Question

the equation of a circle is given in general form. write the equation of the circle in standard form. 3x² + 3y² - 6x + 12y + 3 = 0 the standard form of the equation is . (simplify your answer.)

Explanation:

Step1: Divide by coefficient of squared terms

Divide the entire equation $3x^{2}+3y^{2}-6x + 12y+3 = 0$ by 3. We get $x^{2}+y^{2}-2x + 4y + 1=0$.

Step2: Rearrange terms

Group the $x$ - terms and $y$ - terms together: $(x^{2}-2x)+(y^{2}+4y)=-1$.

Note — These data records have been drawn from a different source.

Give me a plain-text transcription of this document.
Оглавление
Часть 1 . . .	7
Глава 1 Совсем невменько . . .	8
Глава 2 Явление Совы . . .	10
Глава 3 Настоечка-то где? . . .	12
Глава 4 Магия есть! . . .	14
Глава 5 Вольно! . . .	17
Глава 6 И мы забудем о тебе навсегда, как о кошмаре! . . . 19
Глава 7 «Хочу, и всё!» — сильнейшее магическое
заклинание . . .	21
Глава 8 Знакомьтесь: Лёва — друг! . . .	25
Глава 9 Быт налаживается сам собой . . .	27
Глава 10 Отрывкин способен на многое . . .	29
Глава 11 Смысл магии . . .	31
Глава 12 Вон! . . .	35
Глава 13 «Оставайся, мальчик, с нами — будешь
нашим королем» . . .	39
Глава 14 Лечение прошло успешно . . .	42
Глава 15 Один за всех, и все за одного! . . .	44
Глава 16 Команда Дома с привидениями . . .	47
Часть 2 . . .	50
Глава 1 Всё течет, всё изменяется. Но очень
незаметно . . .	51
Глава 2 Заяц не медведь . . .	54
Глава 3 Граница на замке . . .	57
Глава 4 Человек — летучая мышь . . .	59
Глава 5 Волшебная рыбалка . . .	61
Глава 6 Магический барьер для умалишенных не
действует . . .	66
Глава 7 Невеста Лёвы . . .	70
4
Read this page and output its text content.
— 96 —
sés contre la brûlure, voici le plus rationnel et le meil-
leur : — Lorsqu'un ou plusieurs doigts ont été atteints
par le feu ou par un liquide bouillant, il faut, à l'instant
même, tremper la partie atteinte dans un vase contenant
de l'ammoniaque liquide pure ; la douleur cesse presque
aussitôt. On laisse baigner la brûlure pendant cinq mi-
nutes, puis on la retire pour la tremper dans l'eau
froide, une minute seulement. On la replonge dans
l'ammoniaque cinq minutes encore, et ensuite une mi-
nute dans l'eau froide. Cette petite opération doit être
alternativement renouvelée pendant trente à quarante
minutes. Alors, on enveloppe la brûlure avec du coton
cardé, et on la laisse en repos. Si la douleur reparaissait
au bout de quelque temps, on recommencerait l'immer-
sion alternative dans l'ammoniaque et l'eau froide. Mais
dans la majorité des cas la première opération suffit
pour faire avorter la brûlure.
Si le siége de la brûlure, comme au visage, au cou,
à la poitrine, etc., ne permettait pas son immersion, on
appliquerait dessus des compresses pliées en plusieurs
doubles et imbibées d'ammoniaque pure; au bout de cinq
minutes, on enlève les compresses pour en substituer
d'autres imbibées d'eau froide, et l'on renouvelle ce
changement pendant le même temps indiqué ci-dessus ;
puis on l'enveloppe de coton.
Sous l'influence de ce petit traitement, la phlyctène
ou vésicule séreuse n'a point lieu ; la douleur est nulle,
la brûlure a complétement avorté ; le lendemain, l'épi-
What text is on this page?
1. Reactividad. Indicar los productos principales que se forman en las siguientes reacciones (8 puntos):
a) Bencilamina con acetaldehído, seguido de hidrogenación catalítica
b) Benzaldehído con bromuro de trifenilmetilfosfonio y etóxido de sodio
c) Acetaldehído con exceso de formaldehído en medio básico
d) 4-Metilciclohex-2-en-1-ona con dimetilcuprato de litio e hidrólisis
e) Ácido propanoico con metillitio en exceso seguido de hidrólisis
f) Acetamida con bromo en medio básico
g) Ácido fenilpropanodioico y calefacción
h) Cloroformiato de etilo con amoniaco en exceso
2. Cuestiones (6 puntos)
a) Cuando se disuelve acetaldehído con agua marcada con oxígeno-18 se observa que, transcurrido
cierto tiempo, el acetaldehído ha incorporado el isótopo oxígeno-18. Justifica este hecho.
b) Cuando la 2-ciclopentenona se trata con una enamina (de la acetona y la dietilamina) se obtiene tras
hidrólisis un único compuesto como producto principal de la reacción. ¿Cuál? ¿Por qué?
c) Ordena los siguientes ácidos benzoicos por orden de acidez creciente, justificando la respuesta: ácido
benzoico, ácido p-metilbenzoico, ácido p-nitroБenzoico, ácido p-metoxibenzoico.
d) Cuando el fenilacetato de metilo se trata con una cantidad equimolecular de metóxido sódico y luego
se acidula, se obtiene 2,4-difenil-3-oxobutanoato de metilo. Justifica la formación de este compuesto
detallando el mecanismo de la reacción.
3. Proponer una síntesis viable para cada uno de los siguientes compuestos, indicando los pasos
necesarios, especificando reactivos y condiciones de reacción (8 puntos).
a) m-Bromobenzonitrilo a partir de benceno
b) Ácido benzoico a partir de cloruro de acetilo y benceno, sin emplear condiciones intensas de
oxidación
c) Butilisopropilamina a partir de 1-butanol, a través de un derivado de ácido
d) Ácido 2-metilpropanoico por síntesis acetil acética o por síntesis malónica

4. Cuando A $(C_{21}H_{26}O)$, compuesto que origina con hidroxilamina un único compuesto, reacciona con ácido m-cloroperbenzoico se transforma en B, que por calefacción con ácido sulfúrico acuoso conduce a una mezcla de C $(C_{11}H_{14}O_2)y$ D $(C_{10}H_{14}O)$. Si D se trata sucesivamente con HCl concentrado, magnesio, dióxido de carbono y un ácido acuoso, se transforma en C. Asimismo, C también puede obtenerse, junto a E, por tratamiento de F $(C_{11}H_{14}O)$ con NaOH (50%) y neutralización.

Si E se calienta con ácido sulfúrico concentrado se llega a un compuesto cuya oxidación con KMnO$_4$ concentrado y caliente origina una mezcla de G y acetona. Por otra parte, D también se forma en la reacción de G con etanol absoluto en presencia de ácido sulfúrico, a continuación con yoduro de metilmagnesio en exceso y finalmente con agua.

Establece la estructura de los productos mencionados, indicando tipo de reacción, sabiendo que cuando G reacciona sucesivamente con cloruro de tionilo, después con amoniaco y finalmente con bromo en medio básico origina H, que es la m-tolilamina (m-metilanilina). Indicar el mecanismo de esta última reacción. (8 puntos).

Step3: Complete the square for $x$ - terms

For the $x$ - terms $x^{2}-2x$, we add $(\frac{-2}{2})^{2}=1$ to both sides of the equation. For the $y$ - terms $y^{2}+4y$, we add $(\frac{4}{2})^{2}=4$ to both sides of the equation. So, $(x^{2}-2x + 1)+(y^{2}+4y + 4)=-1+1 + 4$.

Step4: Write in standard form

The standard - form of a circle is $(x - a)^{2}+(y - b)^{2}=r^{2}$, where $(a,b)$ is the center of the circle and $r$ is the radius. The equation $(x - 1)^{2}+(y + 2)^{2}=4$ is in standard form.

Answer:

$(x - 1)^{2}+(y + 2)^{2}=4$